Einer langen Reihe von „Riesenstädten“ dienten ein alter Atlas und Reisezeitschriften als Inspirationsquellen. So erinnert in „Pader=Boorn=Cohr Riesenstadt“ (Nr. 3194) das Dispositiv der Ornamentstreifen tatsächlich an Stadtpläne, mit einem Wegsystem aus Glöggli-Ringen, stattlichen Häusern und Baumreihen. Darin fügen sich eine Vielzahl Kreuz-bekrönter Gestalten mit Augenmasken, flankiert von Vögeli. Mit der Anzahl an Seelen benennt Wölfli die Grösse der Stadt, die jedoch durchaus variiert: an einer Stelle sind es 7‘419‘000, andernorts 4‘983‘000.
Das Stadtbild der „Königs=Ruh Riesenstadt“ (Nr. 3196) prägen dagegen diagonal geflochtene Bänder aus farbigem Mauerwerk, Notenpassagen und Glöggli-Ringen, darin Medaillons mit Figuren: einem Posaunenengel und einer Laute-zupfenden Gestalt, deren Schnauz-bewehrte Augenmaske Wölflis Porträt suggeriert. Kopfüber und mit schwarzen Stiefelchen versehen streichelt die „Königl. Hoheit Prinzessin Mathilda“ ein Vögeli.
Dagegen thront mit Bogen und Laute – wofür wohl wortschöpferisch das „Gangulin“ steht –die „Ritterliche Comtesse Karoline von Ball“ (Nr. 3197) über einem oktogonal gemauerten Paradiesgärtlein mit Zypressen, Vögeli und Augenmasken-Figuren. Sie führt ihren Bogen erfolgreich, da sie dem Instrument üppig viele Noten entlockt.

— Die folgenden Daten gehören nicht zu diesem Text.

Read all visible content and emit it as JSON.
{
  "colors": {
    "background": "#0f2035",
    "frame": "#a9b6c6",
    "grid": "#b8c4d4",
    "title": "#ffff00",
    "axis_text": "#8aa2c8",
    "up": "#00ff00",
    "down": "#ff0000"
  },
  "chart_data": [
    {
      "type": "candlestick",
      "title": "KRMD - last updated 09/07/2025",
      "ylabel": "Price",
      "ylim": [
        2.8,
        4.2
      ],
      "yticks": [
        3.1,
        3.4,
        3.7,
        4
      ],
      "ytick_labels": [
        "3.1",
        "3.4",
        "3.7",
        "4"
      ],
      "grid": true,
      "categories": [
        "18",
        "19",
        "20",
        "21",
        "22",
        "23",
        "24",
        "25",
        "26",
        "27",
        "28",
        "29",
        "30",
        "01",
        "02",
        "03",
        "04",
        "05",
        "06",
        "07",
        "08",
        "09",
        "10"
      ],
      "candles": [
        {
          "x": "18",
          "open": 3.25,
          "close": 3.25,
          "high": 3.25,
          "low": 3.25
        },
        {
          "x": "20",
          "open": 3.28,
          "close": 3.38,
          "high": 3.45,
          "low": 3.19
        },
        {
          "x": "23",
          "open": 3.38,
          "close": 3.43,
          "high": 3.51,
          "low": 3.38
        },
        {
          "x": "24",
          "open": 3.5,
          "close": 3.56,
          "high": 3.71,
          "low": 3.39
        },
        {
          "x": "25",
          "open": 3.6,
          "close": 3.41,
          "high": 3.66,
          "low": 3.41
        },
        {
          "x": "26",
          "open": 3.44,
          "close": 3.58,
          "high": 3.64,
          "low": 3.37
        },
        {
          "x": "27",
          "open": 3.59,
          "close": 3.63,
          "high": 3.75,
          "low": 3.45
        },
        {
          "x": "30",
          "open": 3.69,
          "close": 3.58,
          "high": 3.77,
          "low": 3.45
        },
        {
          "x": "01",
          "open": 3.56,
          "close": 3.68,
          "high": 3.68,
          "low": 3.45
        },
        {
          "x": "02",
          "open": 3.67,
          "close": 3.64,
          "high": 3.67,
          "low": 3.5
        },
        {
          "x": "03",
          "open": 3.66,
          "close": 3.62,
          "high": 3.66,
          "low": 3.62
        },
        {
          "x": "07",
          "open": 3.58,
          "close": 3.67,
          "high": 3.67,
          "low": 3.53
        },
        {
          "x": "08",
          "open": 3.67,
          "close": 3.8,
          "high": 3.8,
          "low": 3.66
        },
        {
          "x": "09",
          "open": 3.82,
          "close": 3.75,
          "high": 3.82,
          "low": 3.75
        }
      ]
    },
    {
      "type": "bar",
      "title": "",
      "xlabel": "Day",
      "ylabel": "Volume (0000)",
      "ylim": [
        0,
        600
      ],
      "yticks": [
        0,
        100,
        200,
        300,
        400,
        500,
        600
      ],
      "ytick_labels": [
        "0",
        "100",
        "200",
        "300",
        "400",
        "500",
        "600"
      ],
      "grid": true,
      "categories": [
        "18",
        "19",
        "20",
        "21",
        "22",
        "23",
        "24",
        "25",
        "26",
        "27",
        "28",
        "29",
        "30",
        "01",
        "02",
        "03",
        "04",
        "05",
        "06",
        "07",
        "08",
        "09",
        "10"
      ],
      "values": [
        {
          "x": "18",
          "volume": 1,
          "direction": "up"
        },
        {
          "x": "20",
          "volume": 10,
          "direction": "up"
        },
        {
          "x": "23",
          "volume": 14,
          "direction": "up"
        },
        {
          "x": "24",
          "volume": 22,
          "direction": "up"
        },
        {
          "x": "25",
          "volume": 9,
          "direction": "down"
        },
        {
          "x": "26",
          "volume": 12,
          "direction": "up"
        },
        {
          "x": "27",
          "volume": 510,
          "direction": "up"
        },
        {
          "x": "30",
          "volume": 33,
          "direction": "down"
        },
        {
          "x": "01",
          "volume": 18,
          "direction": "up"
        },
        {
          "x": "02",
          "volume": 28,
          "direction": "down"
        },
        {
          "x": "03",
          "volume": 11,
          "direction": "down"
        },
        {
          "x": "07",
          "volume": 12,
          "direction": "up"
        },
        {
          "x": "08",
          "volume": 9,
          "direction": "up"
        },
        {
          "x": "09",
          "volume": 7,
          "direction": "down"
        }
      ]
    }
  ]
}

Zuletzt zeugt das Blatt „Seine Majestät König Edouard VII., Ihro Majestät Königin Viktoria” (Nr. 3195) von Wölflis Liebe für das Pompöse. Prunkvoll baut sich eine zentrale Figurensäule auf bis zur krönenden Gestalt, welche machtvoll in beiden Händen eine Axt schwingt, während “Seine Majestät König Edouard VII.” und “Ihro Majestät Königin Viktoria” mit ihren Zeptern vom Blattrand her auf sie weisen.